Paper No. 15-1
Presentation Time: 8:05 AM
SOME OTHER SINKS AND THEIR IMPLICATIONS FOR SEDIMENT ROUTING (Invited Presentation)
Detrital zircon source-to-sink studies have typically emphasized continent-scale contributive fluvial systems, which in most cases feed submarine fans at the toes of passive margins. In addition to these contributive fluvial systems (CFS), there are other types of high-volume sediment sinks for which provenance studies can provide considerable leverage in assessment of regional sediment delivery. They include deposits of (2) distributive fluvial systems (DFS), (3) large axial-fluvial systems (AFS), and (4) redistributed sediment systems (RSS). Type 4 RSS consist of extensive eolian and associated depositional systems, known from backarc regions, basins associated with intracratonic deformation, and distal foreland settings. Although scale varies, AFS and RSS can record continent-scale drainage systems, whereas type 2 DFS tend to receive sediment from adjacent orogens. Examples of DFS include parts of the Wahweap and correlative sandstones of the Cretaceous Western Interior basin; examples of AFS are Late Cretaceous axial drainages of the Western Interior. Detrital zircon data can be critical in discriminating DFS and AFS. Examples of RSS include the Pennsylvanian-Permian and Jurassic ergs of the Colorado Plateau and the Recent ergs of the Rub' al Khali.

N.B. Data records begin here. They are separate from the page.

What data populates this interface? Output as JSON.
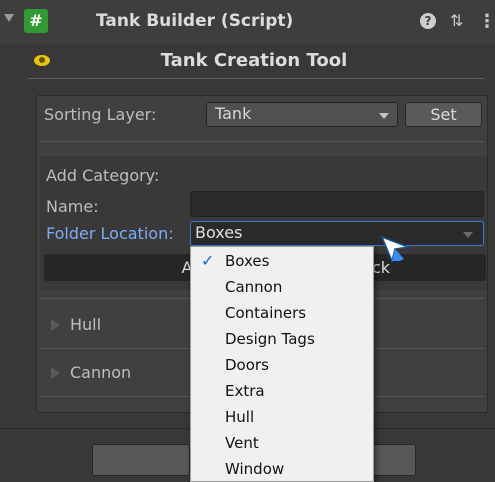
{
  "header": {
    "title": "Tank Builder (Script)",
    "script_icon_glyph": "#",
    "help_glyph": "?",
    "preset_glyph": "⇅",
    "menu_glyph": "⋮"
  },
  "tool": {
    "title": "Tank Creation Tool"
  },
  "sorting": {
    "label": "Sorting Layer:",
    "value": "Tank",
    "set_label": "Set"
  },
  "category": {
    "heading": "Add Category:",
    "name_label": "Name:",
    "name_value": "",
    "folder_label": "Folder Location:",
    "folder_value": "Boxes",
    "add_label": "Add",
    "back_label_visible": "ck"
  },
  "foldouts": [
    {
      "label": "Hull"
    },
    {
      "label": "Cannon"
    }
  ],
  "folder_options": {
    "check_glyph": "✓",
    "selected": "Boxes",
    "items": [
      {
        "label": "Boxes"
      },
      {
        "label": "Cannon"
      },
      {
        "label": "Containers"
      },
      {
        "label": "Design Tags"
      },
      {
        "label": "Doors"
      },
      {
        "label": "Extra"
      },
      {
        "label": "Hull"
      },
      {
        "label": "Vent"
      },
      {
        "label": "Window"
      }
    ]
  },
  "colors": {
    "background": "#383838",
    "script_icon": "#2f9b31",
    "eye_icon": "#e8c700",
    "focus_accent": "#3a79d6",
    "folder_label": "#7cacf8",
    "check": "#0f6bd6"
  }
}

In the case of DFS and AFS, important sandy sinks lie along the sediment-transport route, whereas in CFS and RSS models, the big volume sandstones are commonly at the end of a transcontinental sediment delivery network with little preservation potential in the stratigraphic record. Nevertheless, the four system types can combine to create linked sinks along sediment-transport routes, for example AFS linked to terminal submarine fan systems, as in the example of the linked Gangetic foreland and Bengal submarine fan. Detrital zircon data and petrographic provenance methods offer a means of interpreting composite sink assemblages.